Visualize with ImageJ

ImageJ is an excellent free program for displaying and analyzing tomography data. ImageJ for Linux, Windows, and Mac can be downloaded from the ImageJ Website.

The download is a ZIP file that can be extracted to a location like C:\ImageJ on Windows or /home/user/ImageJ or /usr/local/ImageJ on Linux.

netCDF plugin

The netCDF files written by tomo_display or the Python preprocess_13bm.py routines can be read into ImageJ by copying the following files into the ImageJ/plugins folder

netCDF jar file from the University of Frieburg.
GSETomo_.ijm from the IDL Tomography repository. See the instructions in Installation for how to download this.

Open ImageJ and select Plugins/GSETomo. This will open a file browser to select a netCDF file. The 3-D dataset in the file will be opened as a stack in ImageJ

HDF5 plugin

There are 2 ImageJ plugins for reading HDF5 files.

The Freiburg HDF5 plugin. This plugin can only read datasets smaller than 2 GB, so it is not useful for reading most tomography datasets.
The PSI HDF5 plugin. This plugin is also limited to reading datasets smaller than 2 GB into “real” ImageJ stacks.

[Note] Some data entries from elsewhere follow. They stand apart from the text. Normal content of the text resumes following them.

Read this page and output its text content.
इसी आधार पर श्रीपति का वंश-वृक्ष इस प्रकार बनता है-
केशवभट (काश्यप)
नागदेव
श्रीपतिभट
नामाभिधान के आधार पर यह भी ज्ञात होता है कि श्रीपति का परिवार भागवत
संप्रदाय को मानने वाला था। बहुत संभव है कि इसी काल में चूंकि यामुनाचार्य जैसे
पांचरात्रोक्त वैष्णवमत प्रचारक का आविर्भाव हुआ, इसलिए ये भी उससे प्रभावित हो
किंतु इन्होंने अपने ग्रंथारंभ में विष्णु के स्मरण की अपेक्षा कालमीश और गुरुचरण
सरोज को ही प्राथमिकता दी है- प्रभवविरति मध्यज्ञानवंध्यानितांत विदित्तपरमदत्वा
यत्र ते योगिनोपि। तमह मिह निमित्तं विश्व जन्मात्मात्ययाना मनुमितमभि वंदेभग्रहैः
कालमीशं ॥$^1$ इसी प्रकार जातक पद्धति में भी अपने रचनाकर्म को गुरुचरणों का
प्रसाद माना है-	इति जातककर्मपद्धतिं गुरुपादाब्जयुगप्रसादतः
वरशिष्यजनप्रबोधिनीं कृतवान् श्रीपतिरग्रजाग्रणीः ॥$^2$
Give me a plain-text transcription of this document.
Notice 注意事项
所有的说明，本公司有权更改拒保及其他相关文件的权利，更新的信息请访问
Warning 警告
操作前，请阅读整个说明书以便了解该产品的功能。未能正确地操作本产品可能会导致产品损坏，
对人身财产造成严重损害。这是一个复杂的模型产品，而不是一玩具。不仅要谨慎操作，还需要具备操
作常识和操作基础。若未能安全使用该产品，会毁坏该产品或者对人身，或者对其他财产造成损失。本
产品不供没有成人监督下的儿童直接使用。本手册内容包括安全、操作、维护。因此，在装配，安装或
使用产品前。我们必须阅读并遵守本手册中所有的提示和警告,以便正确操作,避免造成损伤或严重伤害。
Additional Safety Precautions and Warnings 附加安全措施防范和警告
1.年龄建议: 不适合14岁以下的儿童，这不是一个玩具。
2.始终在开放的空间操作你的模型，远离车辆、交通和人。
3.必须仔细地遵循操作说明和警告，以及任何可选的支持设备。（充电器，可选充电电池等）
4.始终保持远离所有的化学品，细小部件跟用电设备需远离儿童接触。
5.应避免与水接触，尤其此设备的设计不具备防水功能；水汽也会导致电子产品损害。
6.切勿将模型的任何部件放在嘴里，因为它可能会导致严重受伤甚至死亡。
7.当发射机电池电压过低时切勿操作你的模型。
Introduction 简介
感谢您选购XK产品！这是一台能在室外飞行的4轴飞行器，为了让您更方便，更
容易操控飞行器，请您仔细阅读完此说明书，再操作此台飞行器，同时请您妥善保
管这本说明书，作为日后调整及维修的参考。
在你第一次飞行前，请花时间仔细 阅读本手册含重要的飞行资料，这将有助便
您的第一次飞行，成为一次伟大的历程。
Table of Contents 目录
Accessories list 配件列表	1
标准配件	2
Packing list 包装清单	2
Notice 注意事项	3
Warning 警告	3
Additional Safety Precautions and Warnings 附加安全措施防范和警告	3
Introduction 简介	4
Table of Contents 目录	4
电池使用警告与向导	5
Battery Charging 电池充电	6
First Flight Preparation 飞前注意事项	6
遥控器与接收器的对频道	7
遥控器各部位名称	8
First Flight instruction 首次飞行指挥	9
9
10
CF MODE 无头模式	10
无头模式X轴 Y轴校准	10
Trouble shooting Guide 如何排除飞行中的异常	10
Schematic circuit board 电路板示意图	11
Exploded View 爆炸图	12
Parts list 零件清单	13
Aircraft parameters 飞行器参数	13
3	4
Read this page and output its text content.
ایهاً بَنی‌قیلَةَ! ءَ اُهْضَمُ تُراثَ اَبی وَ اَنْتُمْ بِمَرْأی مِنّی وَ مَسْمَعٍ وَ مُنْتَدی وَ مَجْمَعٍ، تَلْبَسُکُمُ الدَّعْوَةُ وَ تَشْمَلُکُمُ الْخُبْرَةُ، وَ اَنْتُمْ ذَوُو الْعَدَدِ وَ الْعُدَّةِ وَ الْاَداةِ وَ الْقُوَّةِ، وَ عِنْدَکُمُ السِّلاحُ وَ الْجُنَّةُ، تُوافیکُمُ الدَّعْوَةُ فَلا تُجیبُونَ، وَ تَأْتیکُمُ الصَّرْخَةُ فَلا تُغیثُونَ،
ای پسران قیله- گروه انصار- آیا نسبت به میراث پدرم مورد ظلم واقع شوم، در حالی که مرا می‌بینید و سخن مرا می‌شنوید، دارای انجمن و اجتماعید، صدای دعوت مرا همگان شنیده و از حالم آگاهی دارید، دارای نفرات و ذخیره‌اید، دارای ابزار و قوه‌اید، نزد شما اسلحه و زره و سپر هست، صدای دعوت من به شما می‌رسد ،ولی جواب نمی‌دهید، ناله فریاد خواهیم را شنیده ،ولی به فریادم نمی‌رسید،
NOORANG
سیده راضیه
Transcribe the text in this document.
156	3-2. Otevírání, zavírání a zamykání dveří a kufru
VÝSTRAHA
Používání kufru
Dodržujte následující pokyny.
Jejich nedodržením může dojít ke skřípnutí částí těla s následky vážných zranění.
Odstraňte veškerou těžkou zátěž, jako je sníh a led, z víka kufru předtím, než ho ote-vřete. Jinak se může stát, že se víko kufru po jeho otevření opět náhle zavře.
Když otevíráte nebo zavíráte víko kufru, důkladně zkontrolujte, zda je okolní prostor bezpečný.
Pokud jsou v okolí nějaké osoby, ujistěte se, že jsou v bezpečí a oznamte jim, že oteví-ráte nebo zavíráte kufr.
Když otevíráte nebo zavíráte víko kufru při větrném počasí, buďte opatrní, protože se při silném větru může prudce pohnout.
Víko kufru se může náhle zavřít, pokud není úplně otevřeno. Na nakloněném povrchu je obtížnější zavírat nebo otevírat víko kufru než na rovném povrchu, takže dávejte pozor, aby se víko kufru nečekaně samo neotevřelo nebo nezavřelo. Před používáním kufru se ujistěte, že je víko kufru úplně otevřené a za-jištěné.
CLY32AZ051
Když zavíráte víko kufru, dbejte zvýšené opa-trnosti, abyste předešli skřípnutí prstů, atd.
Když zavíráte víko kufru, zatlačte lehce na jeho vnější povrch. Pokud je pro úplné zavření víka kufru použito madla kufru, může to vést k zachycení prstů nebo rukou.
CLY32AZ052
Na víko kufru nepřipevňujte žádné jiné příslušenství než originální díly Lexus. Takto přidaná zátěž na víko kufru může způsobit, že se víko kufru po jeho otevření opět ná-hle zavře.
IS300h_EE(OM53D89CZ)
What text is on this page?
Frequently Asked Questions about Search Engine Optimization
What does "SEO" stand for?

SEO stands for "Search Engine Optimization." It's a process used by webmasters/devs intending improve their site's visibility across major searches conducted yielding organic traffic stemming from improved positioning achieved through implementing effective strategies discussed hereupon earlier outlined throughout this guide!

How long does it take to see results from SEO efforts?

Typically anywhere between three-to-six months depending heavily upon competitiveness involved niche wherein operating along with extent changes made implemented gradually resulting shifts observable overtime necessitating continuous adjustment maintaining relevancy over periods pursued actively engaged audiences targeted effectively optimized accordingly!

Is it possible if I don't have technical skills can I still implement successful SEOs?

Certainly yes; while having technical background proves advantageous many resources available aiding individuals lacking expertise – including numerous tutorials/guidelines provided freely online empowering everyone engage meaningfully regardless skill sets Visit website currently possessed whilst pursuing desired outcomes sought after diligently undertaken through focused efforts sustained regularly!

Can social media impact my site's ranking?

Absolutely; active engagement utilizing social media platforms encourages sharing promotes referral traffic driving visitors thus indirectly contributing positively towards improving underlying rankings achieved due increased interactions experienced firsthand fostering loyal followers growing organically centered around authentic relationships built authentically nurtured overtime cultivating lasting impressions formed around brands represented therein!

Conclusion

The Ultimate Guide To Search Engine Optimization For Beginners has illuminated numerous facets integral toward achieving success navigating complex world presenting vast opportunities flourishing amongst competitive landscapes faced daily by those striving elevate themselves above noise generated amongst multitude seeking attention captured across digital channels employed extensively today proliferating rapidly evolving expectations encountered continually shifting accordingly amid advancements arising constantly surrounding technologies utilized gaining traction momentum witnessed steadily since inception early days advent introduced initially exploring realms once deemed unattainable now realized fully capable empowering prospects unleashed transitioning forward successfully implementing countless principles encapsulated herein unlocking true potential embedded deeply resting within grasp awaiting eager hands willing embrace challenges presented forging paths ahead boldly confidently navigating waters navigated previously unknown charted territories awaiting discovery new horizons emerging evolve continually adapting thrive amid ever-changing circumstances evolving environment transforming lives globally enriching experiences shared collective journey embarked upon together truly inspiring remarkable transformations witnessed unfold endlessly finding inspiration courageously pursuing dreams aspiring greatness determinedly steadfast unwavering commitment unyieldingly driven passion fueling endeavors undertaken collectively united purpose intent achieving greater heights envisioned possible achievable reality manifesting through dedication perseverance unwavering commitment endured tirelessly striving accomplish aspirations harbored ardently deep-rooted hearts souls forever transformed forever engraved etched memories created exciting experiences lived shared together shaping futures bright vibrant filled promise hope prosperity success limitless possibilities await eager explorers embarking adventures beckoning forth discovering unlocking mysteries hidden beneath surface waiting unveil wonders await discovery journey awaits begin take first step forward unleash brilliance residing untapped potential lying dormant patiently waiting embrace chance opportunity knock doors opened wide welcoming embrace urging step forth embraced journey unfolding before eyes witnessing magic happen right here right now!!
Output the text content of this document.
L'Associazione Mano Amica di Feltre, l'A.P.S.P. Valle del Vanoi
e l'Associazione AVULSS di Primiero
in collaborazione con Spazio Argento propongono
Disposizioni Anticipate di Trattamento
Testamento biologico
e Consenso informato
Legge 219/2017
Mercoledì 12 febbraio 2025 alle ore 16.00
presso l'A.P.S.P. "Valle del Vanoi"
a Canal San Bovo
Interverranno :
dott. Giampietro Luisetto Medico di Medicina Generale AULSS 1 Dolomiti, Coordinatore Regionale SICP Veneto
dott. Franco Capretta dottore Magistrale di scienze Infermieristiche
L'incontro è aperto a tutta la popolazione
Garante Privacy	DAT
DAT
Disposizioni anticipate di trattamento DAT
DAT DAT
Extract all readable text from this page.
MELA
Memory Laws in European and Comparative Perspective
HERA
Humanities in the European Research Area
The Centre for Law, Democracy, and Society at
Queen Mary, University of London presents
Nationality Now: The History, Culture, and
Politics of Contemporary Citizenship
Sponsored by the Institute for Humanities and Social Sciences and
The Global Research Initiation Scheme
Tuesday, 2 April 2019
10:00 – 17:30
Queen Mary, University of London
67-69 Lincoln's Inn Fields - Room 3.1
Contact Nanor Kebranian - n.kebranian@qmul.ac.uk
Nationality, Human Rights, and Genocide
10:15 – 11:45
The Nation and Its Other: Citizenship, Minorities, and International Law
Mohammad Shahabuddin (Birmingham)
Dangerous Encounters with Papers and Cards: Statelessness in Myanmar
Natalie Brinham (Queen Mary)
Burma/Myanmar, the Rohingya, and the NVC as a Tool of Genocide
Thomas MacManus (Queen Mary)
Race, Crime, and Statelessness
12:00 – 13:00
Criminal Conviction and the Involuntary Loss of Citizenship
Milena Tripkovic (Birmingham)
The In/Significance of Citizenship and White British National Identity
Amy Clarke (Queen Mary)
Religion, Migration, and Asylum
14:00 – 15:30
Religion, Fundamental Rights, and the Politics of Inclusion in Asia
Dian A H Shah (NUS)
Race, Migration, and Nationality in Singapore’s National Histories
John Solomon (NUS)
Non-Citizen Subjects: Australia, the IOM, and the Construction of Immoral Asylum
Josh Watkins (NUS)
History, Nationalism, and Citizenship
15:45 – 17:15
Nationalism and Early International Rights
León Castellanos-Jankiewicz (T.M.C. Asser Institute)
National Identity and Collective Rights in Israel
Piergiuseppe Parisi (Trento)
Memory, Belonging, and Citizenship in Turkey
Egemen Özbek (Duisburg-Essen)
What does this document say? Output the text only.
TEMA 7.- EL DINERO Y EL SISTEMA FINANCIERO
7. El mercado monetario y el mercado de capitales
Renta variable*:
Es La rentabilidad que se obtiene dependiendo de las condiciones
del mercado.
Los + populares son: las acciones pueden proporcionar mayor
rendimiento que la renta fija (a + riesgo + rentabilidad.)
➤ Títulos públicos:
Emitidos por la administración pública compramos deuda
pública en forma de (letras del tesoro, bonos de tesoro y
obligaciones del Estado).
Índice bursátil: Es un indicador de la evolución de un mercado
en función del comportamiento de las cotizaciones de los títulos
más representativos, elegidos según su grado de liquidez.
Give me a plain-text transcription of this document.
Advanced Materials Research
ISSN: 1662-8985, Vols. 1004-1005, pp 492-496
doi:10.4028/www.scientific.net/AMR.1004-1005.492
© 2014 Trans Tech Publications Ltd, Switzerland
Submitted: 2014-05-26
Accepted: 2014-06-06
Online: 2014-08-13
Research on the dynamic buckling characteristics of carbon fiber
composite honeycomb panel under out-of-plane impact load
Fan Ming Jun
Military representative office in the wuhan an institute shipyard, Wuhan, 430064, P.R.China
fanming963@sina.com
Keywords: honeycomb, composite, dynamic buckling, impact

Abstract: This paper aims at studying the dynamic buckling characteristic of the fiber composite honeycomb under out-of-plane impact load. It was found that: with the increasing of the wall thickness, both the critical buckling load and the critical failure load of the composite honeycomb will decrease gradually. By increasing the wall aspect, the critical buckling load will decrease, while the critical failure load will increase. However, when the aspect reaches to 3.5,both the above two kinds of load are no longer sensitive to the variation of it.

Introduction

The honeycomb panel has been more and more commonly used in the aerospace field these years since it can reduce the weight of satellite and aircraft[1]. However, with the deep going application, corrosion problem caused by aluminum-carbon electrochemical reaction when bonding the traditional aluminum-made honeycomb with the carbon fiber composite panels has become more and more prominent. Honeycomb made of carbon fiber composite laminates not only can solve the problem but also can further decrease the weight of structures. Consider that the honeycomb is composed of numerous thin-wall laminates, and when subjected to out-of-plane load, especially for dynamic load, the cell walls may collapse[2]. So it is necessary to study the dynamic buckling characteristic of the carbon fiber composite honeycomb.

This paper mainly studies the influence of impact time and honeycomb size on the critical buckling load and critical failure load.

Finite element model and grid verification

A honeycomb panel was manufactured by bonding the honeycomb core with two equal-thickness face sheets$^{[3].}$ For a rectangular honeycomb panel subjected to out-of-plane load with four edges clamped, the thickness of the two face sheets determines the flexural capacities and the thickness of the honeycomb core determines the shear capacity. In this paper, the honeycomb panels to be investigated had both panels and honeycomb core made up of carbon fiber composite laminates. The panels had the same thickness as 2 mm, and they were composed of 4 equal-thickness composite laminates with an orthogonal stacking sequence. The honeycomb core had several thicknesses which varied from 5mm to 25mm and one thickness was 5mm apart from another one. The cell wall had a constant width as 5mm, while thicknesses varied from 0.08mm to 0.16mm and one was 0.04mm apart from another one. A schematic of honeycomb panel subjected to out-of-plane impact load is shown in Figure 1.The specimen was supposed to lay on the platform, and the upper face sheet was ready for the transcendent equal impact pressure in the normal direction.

However, it supports “virtual” ImageJ stacks, which can be any size. Virtual stacks are not read into memory in their entirety, only the currently selected slice is actually in memory. This plugin is the one that should be used for reading GSECARS tomography data.

To install the PSI plugin copy the latest jar file from the PSI HDF5 releases to the ImageJ/plugins folder. NOTE: If this is being installed in FIJI, rather than ImageJ it is first necessary to uninstall the Freiburg HDF5 plugin. This is explained in the PSI HDF5 plugin README.md file.

The PSI plugin can be used directly to read the HDF5 “camera” files containing the flat fields and projections, which are unsigned 16-bit integers.

Open ImageJ and select File/Import/HDF5.... This will open a file browser to select an HDF5 file. After selecting the HDF file it will open the following window to select which dataset to read:

_images/ImageJ_HDF5_select.png — **ImageJ HDF5 plugin dataset selection window**

This example is for reading a “camera” HDF5 raw data file, which contains 4 datasets. /exchange/data is the one with the projections, /exchange/data_white contains the flat fields. Reconstruction and normalized HDF5 files only have a single dataset, /exchange/data.

The 3-D dataset in the file will be opened by default as a virtual stack in ImageJ. Unchecking the Virtual Stack box in the selection window will generate an error because the dataset is larger than 2 GB.

The prefered data type for the reconstructed HDF5 files is signed 16-bit integers. This produces files that are 50% of the size of 32-bit floating point, with no practical loss of precision or range. Unfortunately, ImageJ does not directly support signed 16-bit integers, so a scaling is needed to correctly display the values. To read these files into ImageJ you need copy the following to the ImageJ/plugins folder.

The latest jar file from the PSI HDF5 releases.
Read_GSE_HDF5_recon.ijm from the IDL Tomography repository. See the instructions in Installation for how to download this.

There will then be a Plugins menu item titled “Read GSE HDF5 recon”. Click on it and select the *recon.h5 file. It does the following:

Reads the HDF5 file into a virtual stack.
Duplicates the virtual stack to a real stack.
Applies scaling so that the signed 16-bit integer values are displayed correctly.
Closes the virtual stack.

This is an example of a reconstructed dataset read with the macro above:

_images/ImageJ_recon_stack.png — **ImageJ stack for HDF5 file with reconstructed data**

It is also possible to convert a signed 16-bit integer reconstructed HDF5 file to a TIFF stack in the case of the HDF5 file being too large to convert directly in memory. Download and run Open_Virtual_h5_Save_tiff_Stack.ijm from the IDL Tomography repository. This will:

Read the selected HDF5 file into a virtual stack.
Prompt you to choose a directory for saving the TIFF images.
Open each image in the stack one at a time, scale it, and save it into the specified directory.

Because this method relies on opening and saving each single image in the stack, it takes longer than using Read_GSE_HDF5_recon.ijm.

Incompatibility of netCDF and HDF5 plugins

Unfortunately the netCDF and PSI HDF5 plugins referenced above are incompatible, meaning that they cannot both be installed in the same ImageJ installation. This is because they both use a Java logging utility, but they use incompatible versions. The netCDF plugin uses a much older version. In principle this could be fixed by changing the Java source code of the netCDF plugin to use the more recent version of the logging utility. This is not possible, however, because the source code for that plugin appears to have been lost. I have contacted both the author, and the chair of the department at the University of Freiburg where the author used to work, and neither are able to find it.

If both plugins are needed then the workaround is to have 2 separate installations of ImageJ or FIJI. One will have the netCDF plugin and the other the HDF5 plugin.